To give you an idea of how quickly much of New York City lost power consider these numbers: at the start of Monday there were six reported power outages affecting seven businesses or homes; by Tuesday evening those numbers rose to 831,138 customers (homes and businesses) affected by 12,165 outages.
But the cleanup is well under way. Utility and sanitation workers managed overnight to start bringing down those numbers. By Wednesday morning, nearly 758,000 customers were still fully or partially offline due to more than 11,000 outages.
Most city residents without heat or power are concentrated in lower Manhattan – from the Empire State Building to the New York Stock Exchange nearly four miles to the south – a densely populated swath of Gotham that could end up celebrating Halloween with candles, powered-out cell phones, emergency radios and flashlights.
While over 200,000 of these customers are concentrated in this zone and linked to flooding and explosion at the massive substation of Consolidated Edison, Inc. (NYSE:ED) in the Lower East Side, the rest of the metro area’s power problems are scattered like fall leaves across the five boroughs and Westchester County. The main culprit: branches that fell on power lines.
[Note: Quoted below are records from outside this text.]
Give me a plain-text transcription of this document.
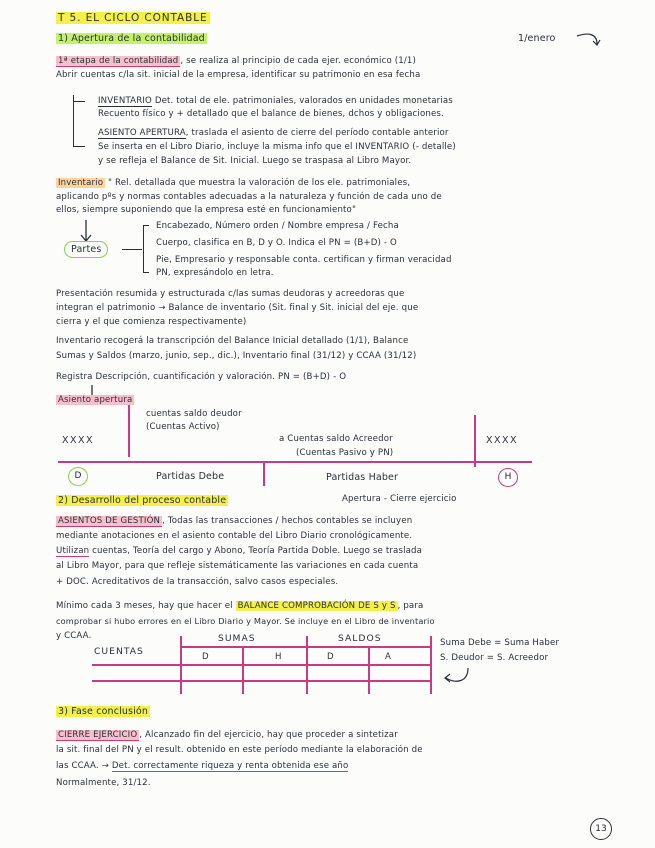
T 5. EL CICLO CONTABLE
1) Apertura de la contabilidad	1/enero
1ª etapa de la contabilidad , se realiza al principio de cada ejer. económico (1/1)
Abrir cuentas c/la sit. inicial de la empresa, identificar su patrimonio en esa fecha
INVENTARIO Det. total de ele. patrimoniales, valorados en unidades monetarias
Recuento físico y + detallado que el balance de bienes, dchos y obligaciones.
ASIENTO APERTURA, traslada el asiento de cierre del período contable anterior
Se inserta en el Libro Diario, incluye la misma info que el INVENTARIO (- detalle)
y se refleja el Balance de Sit. Inicial. Luego se traspasa al Libro Mayor.
Inventario " Rel. detallada que muestra la valoración de los ele. patrimoniales,
aplicando pºs y normas contables adecuadas a la naturaleza y función de cada uno de
ellos, siempre suponiendo que la empresa esté en funcionamiento"
Partes
Encabezado, Número orden / Nombre empresa / Fecha
Cuerpo, clasifica en B, D y O. Indica el PN = (B+D) - O
Pie, Empresario y responsable conta. certifican y firman veracidad
PN, expresándolo en letra.
Presentación resumida y estructurada c/las sumas deudoras y acreedoras que
integran el patrimonio → Balance de inventario (Sit. final y Sit. inicial del eje. que
cierra y el que comienza respectivamente)
Inventario recogerá la transcripción del Balance Inicial detallado (1/1), Balance
Sumas y Saldos (marzo, junio, sep., dic.), Inventario final (31/12) y CCAA (31/12)
Registra Descripción, cuantificación y valoración. PN = (B+D) - O
Asiento apertura
XXXX
cuentas saldo deudor
(Cuentas Activo)
a Cuentas saldo Acreedor
(Cuentas Pasivo y PN)
XXXX
D	Partidas Debe	Partidas Haber	H
2) Desarrollo del proceso contable	Apertura - Cierre ejercicio
ASIENTOS DE GESTIÓN , Todas las transacciones / hechos contables se incluyen
mediante anotaciones en el asiento contable del Libro Diario cronológicamente.
Utilizan cuentas, Teoría del cargo y Abono, Teoría Partida Doble. Luego se traslada
al Libro Mayor, para que refleje sistemáticamente las variaciones en cada cuenta
+ DOC. Acreditativos de la transacción, salvo casos especiales.
Mínimo cada 3 meses, hay que hacer el BALANCE COMPROBACIÓN DE S y S , para
comprobar si hubo errores en el Libro Diario y Mayor. Se incluye en el Libro de inventario
y CCAA.
CUENTAS
SUMAS	SALDOS
D	H	D	A
Suma Debe = Suma Haber
S. Deudor = S. Acreedor
3) Fase conclusión
CIERRE EJERCICIO , Alcanzado fin del ejercicio, hay que proceder a sintetizar
la sit. final del PN y el result. obtenido en este período mediante la elaboración de
las CCAA. → Det. correctamente riqueza y renta obtenida ese año
Normalmente, 31/12.
13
Thousands of sanitation and utility workers have been working to clean up these dangerous messes that pose a risk to passersby that might not be aware of the live electrical wires tangled in the fallen branches. On Wednesday morning ConEd issued a warning to trick-or-treaters and other Halloween revelers to be wary of downed electrical wires or equipment and to be visible to motorists in areas still without power tonight.